PixelLib makes it possible to perform prediction on a batch of images located in the same folder.
import pixellib
from pixellib.torchbackend.instance import instanceSegmentation
ins = instanceSegmentation()
ins.load_model("pointrend_resnet50.pkl")
ins.segmentBatch("inputfolder", show_bboxes=True, output_folder_name="outputfolder")
ins.segmentBatch("inputfolder", show_bboxes=True, output_folder_name = "outputfolder")
The code for batch segmentation is very similar to the single image segmentation except we replaced the segmentImage function with segmentBatch function.
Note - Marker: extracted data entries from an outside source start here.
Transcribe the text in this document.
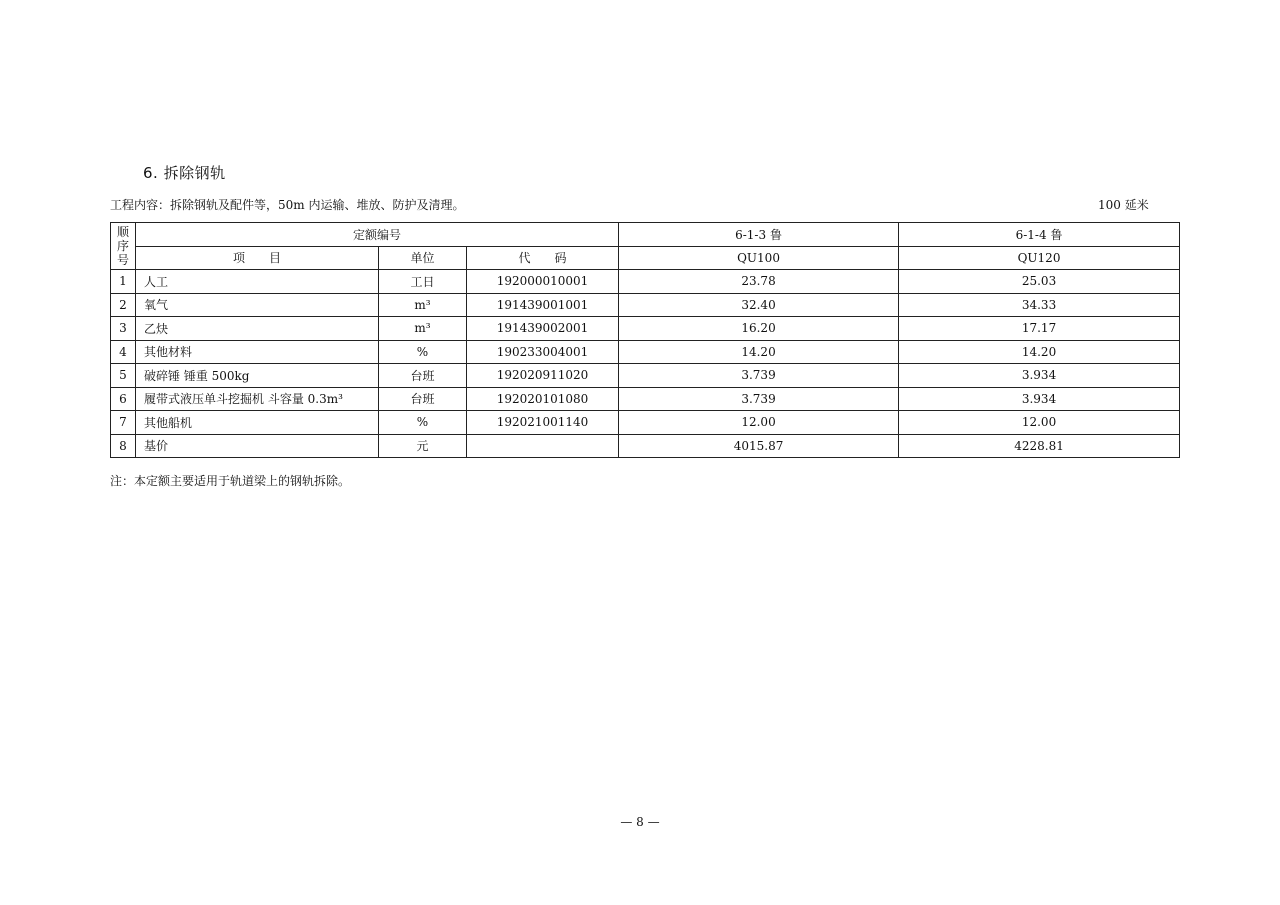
6. 拆除钢轨
工程内容：拆除钢轨及配件等，50m 内运输、堆放、防护及清理。	100 延米
顺序号	定额编号			6-1-3 鲁	6-1-4 鲁
	项　　目	单位	代　　码	QU100	QU120
1	人工	工日	192000010001	23.78	25.03
2	氧气	m³	191439001001	32.40	34.33
3	乙炔	m³	191439002001	16.20	17.17
4	其他材料	%	190233004001	14.20	14.20
5	破碎锤 锤重 500kg	台班	192020911020	3.739	3.934
6	履带式液压单斗挖掘机 斗容量 0.3m³	台班	192020101080	3.739	3.934
7	其他船机	%	192021001140	12.00	12.00
8	基价	元		4015.87	4228.81
注：本定额主要适用于轨道梁上的钢轨拆除。
— 8 —
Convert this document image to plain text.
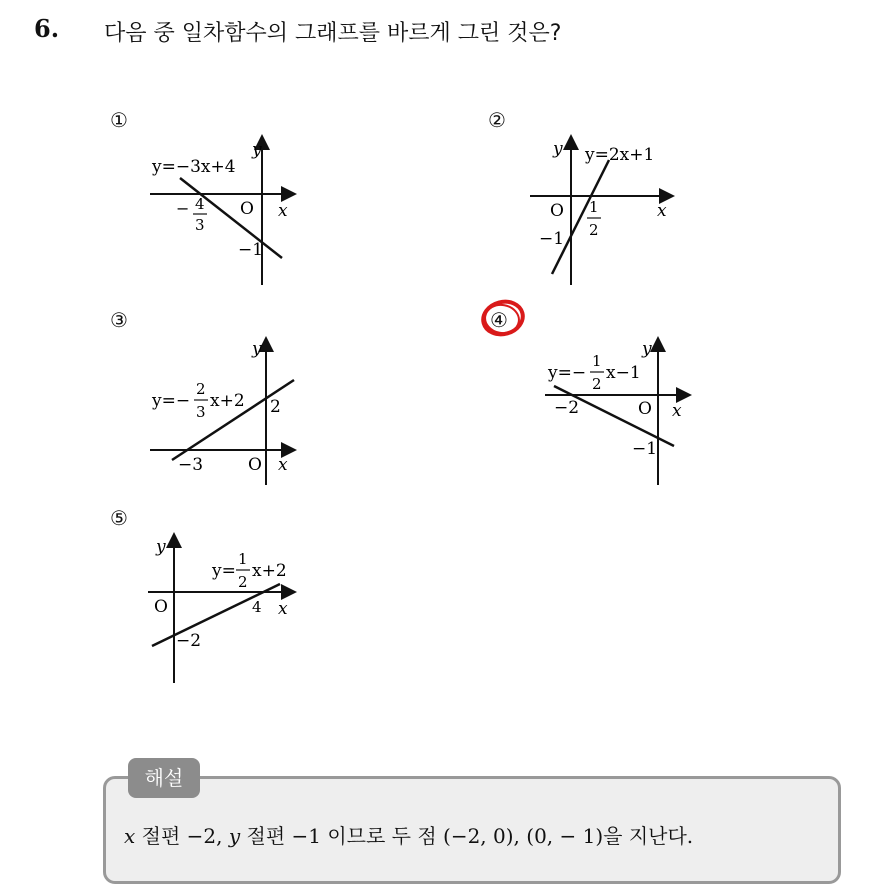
6. 다음 중 일차함수의 그래프를 바르게 그린 것은?
①
y=−3x+4
y
O x
− 4
3
−1
②
y y=2x+1
O 1
2
x
−1
③
y
y=−
2
3
x+2 2
−3	O x
④
y
y=−
1
2
x−1
−2	O x
−1
⑤
y
y=
1
2
x+2
O	4 x
−2
해설
x 절편 −2, y 절편 −1 이므로 두 점 (−2, 0), (0, − 1)을 지난다.
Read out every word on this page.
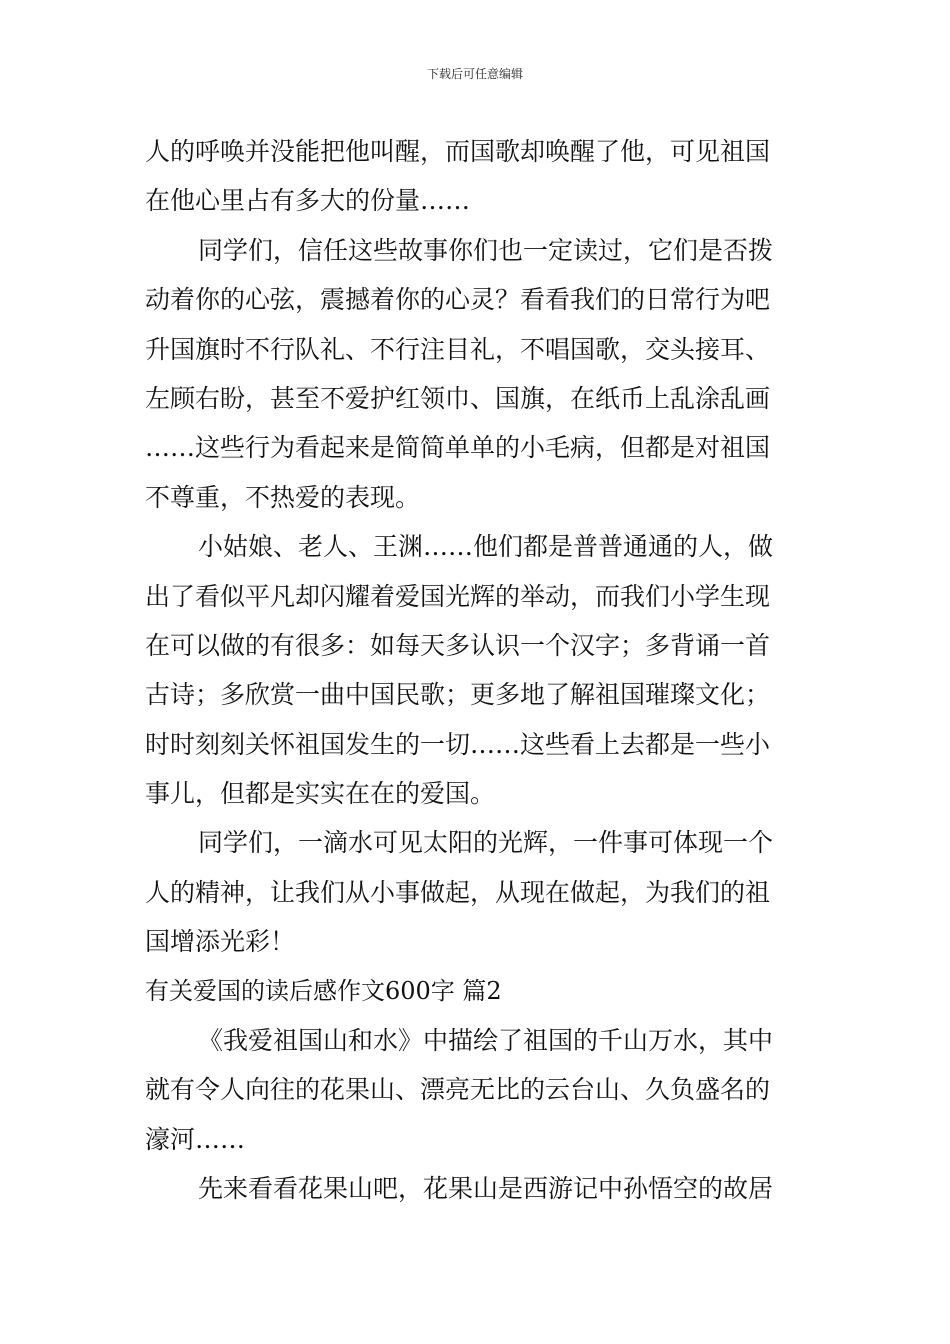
下载后可任意编辑
人的呼唤并没能把他叫醒，而国歌却唤醒了他，可见祖国
在他心里占有多大的份量……
同学们，信任这些故事你们也一定读过，它们是否拨
动着你的心弦，震撼着你的心灵？看看我们的日常行为吧
升国旗时不行队礼、不行注目礼，不唱国歌，交头接耳、
左顾右盼，甚至不爱护红领巾、国旗，在纸币上乱涂乱画
……这些行为看起来是简简单单的小毛病，但都是对祖国
不尊重，不热爱的表现。
小姑娘、老人、王渊……他们都是普普通通的人，做
出了看似平凡却闪耀着爱国光辉的举动，而我们小学生现
在可以做的有很多：如每天多认识一个汉字；多背诵一首
古诗；多欣赏一曲中国民歌；更多地了解祖国璀璨文化；
时时刻刻关怀祖国发生的一切……这些看上去都是一些小
事儿，但都是实实在在的爱国。
同学们，一滴水可见太阳的光辉，一件事可体现一个
人的精神，让我们从小事做起，从现在做起，为我们的祖
国增添光彩！
有关爱国的读后感作文600字 篇2
《我爱祖国山和水》中描绘了祖国的千山万水，其中
就有令人向往的花果山、漂亮无比的云台山、久负盛名的
濠河……
先来看看花果山吧，花果山是西游记中孙悟空的故居
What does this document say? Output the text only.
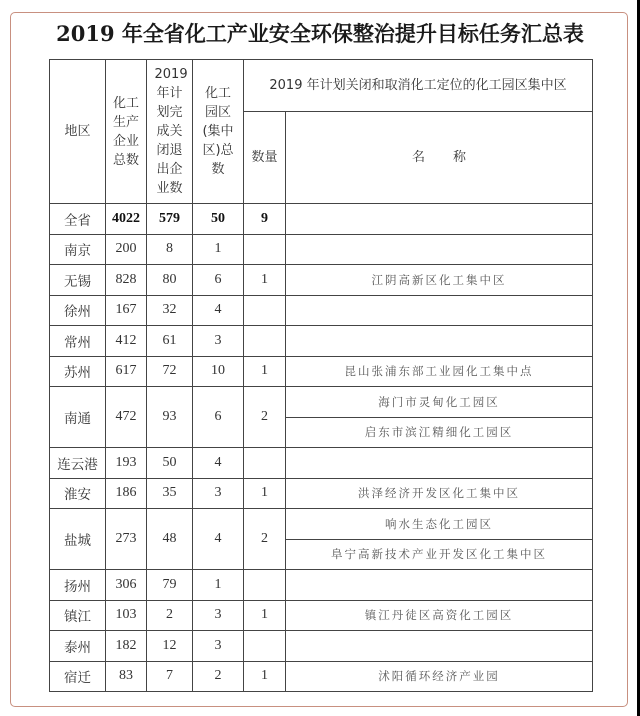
2019 年全省化工产业安全环保整治提升目标任务汇总表
地区	化工生产企业总数	2019年计划完成关闭退出企业数	化工园区(集中区)总数	2019 年计划关闭和取消化工定位的化工园区集中区	
				数量	名称
全省	4022	579	50	9	
南京	200	8	1		
无锡	828	80	6	1	江阴高新区化工集中区
徐州	167	32	4		
常州	412	61	3		
苏州	617	72	10	1	昆山张浦东部工业园化工集中点
南通	472	93	6	2	海门市灵甸化工园区
					启东市滨江精细化工园区
连云港	193	50	4		
淮安	186	35	3	1	洪泽经济开发区化工集中区
盐城	273	48	4	2	响水生态化工园区
					阜宁高新技术产业开发区化工集中区
扬州	306	79	1		
镇江	103	2	3	1	镇江丹徒区高资化工园区
泰州	182	12	3		
宿迁	83	7	2	1	沭阳循环经济产业园
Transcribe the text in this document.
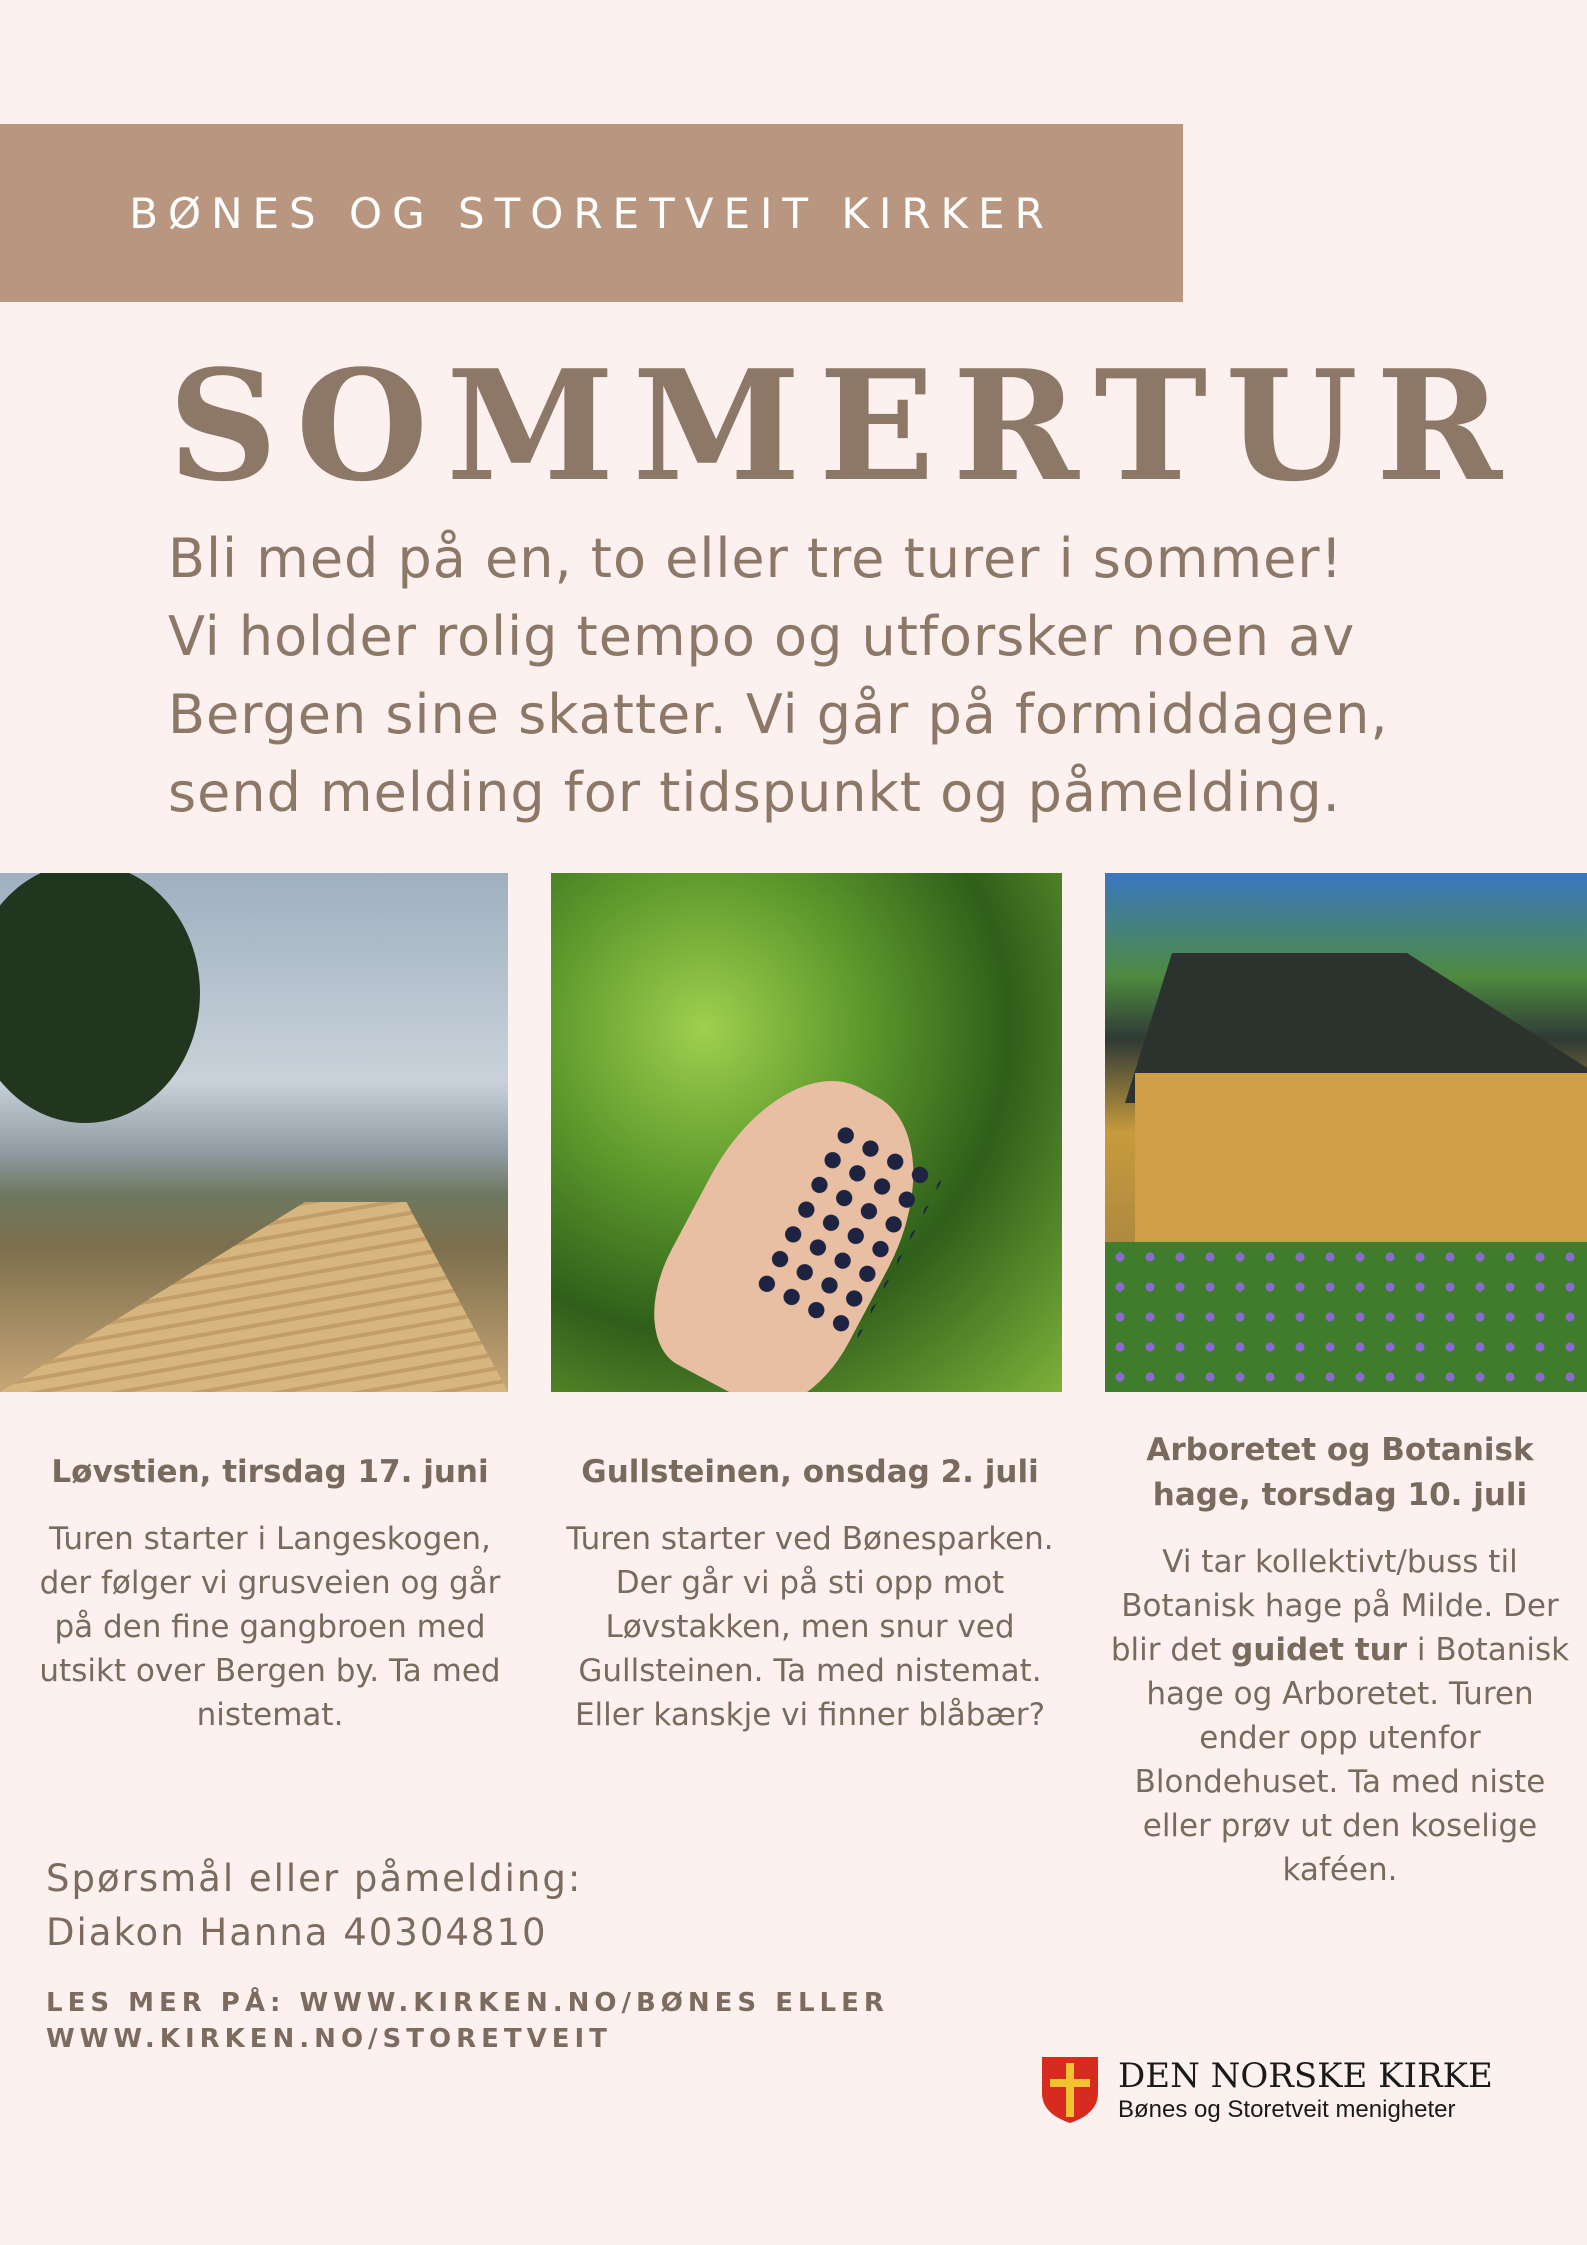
BØNES OG STORETVEIT KIRKER
SOMMERTUR
Bli med på en, to eller tre turer i sommer!
Vi holder rolig tempo og utforsker noen av
Bergen sine skatter. Vi går på formiddagen,
send melding for tidspunkt og påmelding.
Løvstien, tirsdag 17. juni

Turen starter i Langeskogen, der følger vi grusveien og går på den fine gangbroen med utsikt over Bergen by. Ta med nistemat.

Gullsteinen, onsdag 2. juli

Turen starter ved Bønesparken. Der går vi på sti opp mot Løvstakken, men snur ved Gullsteinen. Ta med nistemat. Eller kanskje vi finner blåbær?

Arboretet og Botanisk hage, torsdag 10. juli

Vi tar kollektivt/buss til Botanisk hage på Milde. Der blir det guidet tur i Botanisk hage og Arboretet. Turen ender opp utenfor Blondehuset. Ta med niste eller prøv ut den koselige kaféen.

Spørsmål eller påmelding:
Diakon Hanna 40304810
LES MER PÅ: WWW.KIRKEN.NO/BØNES ELLER
WWW.KIRKEN.NO/STORETVEIT
DEN NORSKE KIRKE
Bønes og Storetveit menigheter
We added the following parameters to segmentBatch: folder_path: This is the folder containing the images we want to segment. output_folder_name: This is the name of the folder that we will save all the segmented images.
sample folder structure
--input_folder
--test1.jpg
--test2.jpg
--test3.jpg
--output_folder
--test1.jpg
--test2.jpg
--test3.jpg
import pixellib
from pixellib.torchbackend.instance import instanceSegmentation
ins = instanceSegmentation()
ins.load_model("pointrend_resnet50.pkl")
ins.segmentBatch("inputfolder", show_bboxes=True, extract_segmented_objects=True, extract_from_box=True,
save_extracted_objects=True, output_folder_name="outputfolder")
import pixellib
from pixellib.torchbackend.instance import instanceSegmentation
ins = instanceSegmentation()
ins.load_model("pointrend_resnet50.pkl")
target_classes = ins.select_target_classes(person = True)
ins.segmentBatch("inputfolder", show_bboxes=True, segment_target_classes = target_classes, output_folder_name="outputfolder")
import pixellib
from pixellib.torchbackend.instance import instanceSegmentation
ins = instanceSegmentation()
ins.load_model("pointrend_resnet50.pkl", detection_speed = "fast")
ins.segmentBatch("inputfolder", show_bboxes=True, output_folder_name="outputfolder")
import pixellib
from pixellib.torchbackend.instance import instanceSegmentation
ins = instanceSegmentation()
ins.load_model("pointrend_resnet50.pkl", detection_speed = "rapid")
ins.segmentBatch("inputfolder", show_bboxes=True, output_folder_name="outputfolder")
Note The code implementation of batch image segmentation for all supported features of PixelLib is the same as the single image segmentation with the exception of segmentBatch function to replace segmentImage function.